Beberapa kajian telah menemukan bahwa ketika para
siswa bekerja bersama-sama untuk meraih sebuah tujuan kelompok, membuat mereka
mengekspresikan norma-norma yang baik dalam melakukan apapun yang diperlukan
untuk keberhasilan kelompok (Deutsch, 1949; Thomas, 1957). Di dalam kelas yang kooperatif murid yang
berusaha keras, selalu hadir di kelas, dan membantu yang lainnya belajar akan dipuji
dan didukung oleh teman satu timnya, ini bertolak belakang dengan situasi di
dalam kelas tradisional.
TEORI KOGNITIF
Sementara teori motivasi dalam pembelajaran
kooperatif menekankan pada derajat perubahan tujuan kooperatif mengubah
insentif bagi siswa untuk melakukan tugas-tugas akademik, teori kognitif
menekankan pada pengaruh dari kerja sama itu sendiri (apakah kelompok tersebut
mencoba meraih tujuan kelompok ataupun tidak).
Teori Pembangunan
Asumsi dasar dari teori pembangunan adalah bahwa
interaksi diantara para siswa berkaitan dengan tugas-tugas yang sesuai dengan
meningkatkan penguasaan mereka terhadap konsep kritik (Damon, 1984; Murray,
1982).
Teori Elaborasi
Kognitif
Apa yang kita sebut sebagai perspektif elaborasi
kognitif di sini agak berbeda dengan perspektif elaborasi dari sudut pandang
pembangunan.
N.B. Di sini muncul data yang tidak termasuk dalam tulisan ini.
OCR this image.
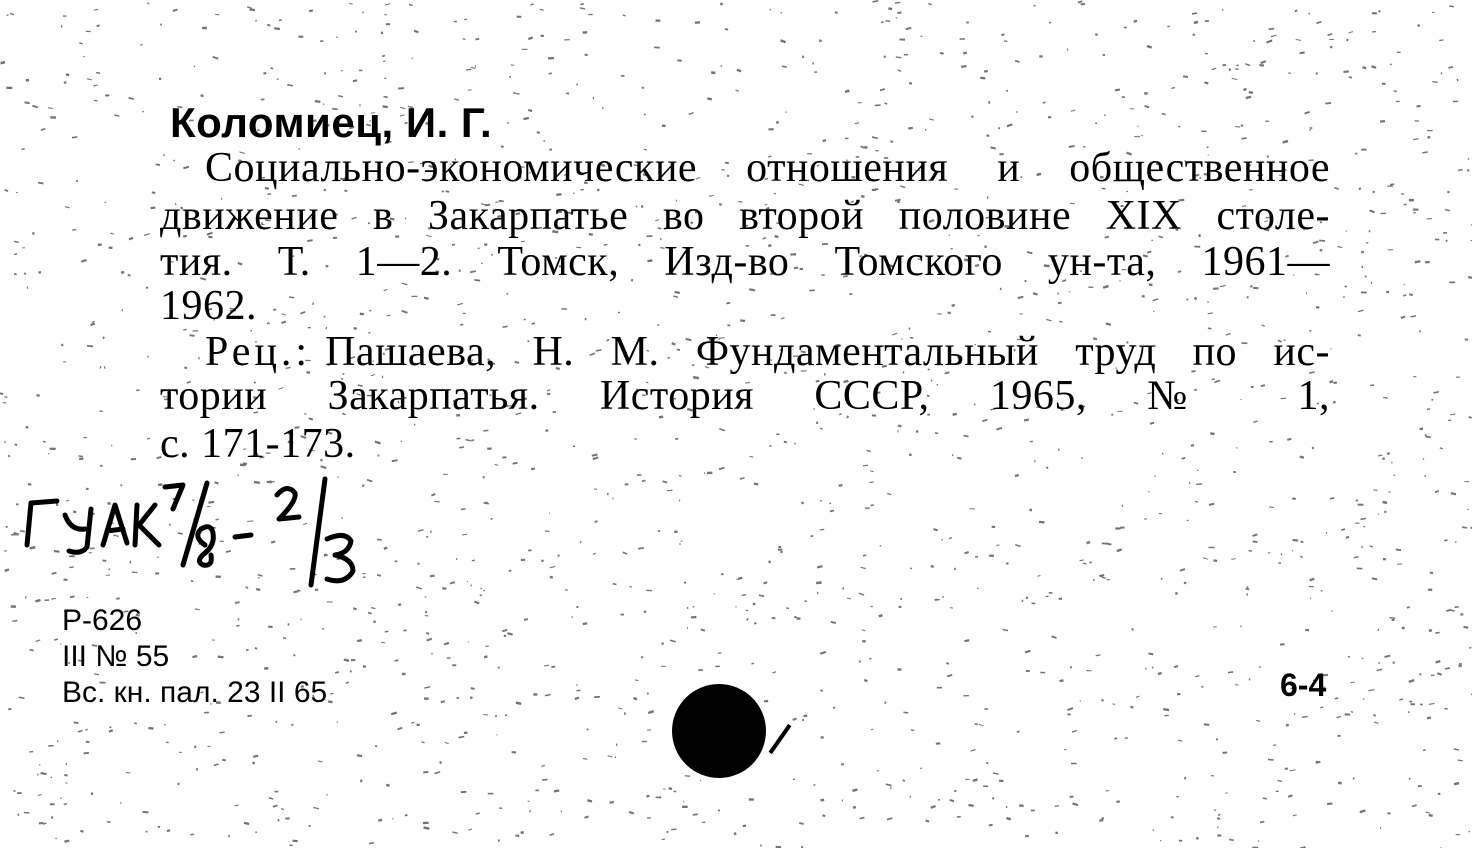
Коломиец, И. Г.
Социально-экономические отношения и общественное
движение в Закарпатье во второй половине XIX столе-
тия. Т. 1—2. Томск, Изд-во Томского ун-та, 1961—
1962.
Рец.: Пашаева, Н. М. Фундаментальный труд по ис-
тории Закарпатья. История СССР, 1965, № 1,
с. 171-173.
Р-626
III № 55
Вс. кн. пал. 23 II 65	6-4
Penelitian dalam bidang psikologi kognitif telah menemukan bahwa
jika informasi ingin dipertahankan di dalam memori dan berhubungan dengan
informasi yang sudah ada di dalam memori, orang yang belajar harus terlibat
dalam semacam pengaturan kembali kognitif, atau elaborasi, dari materi
(Wittock, 1987).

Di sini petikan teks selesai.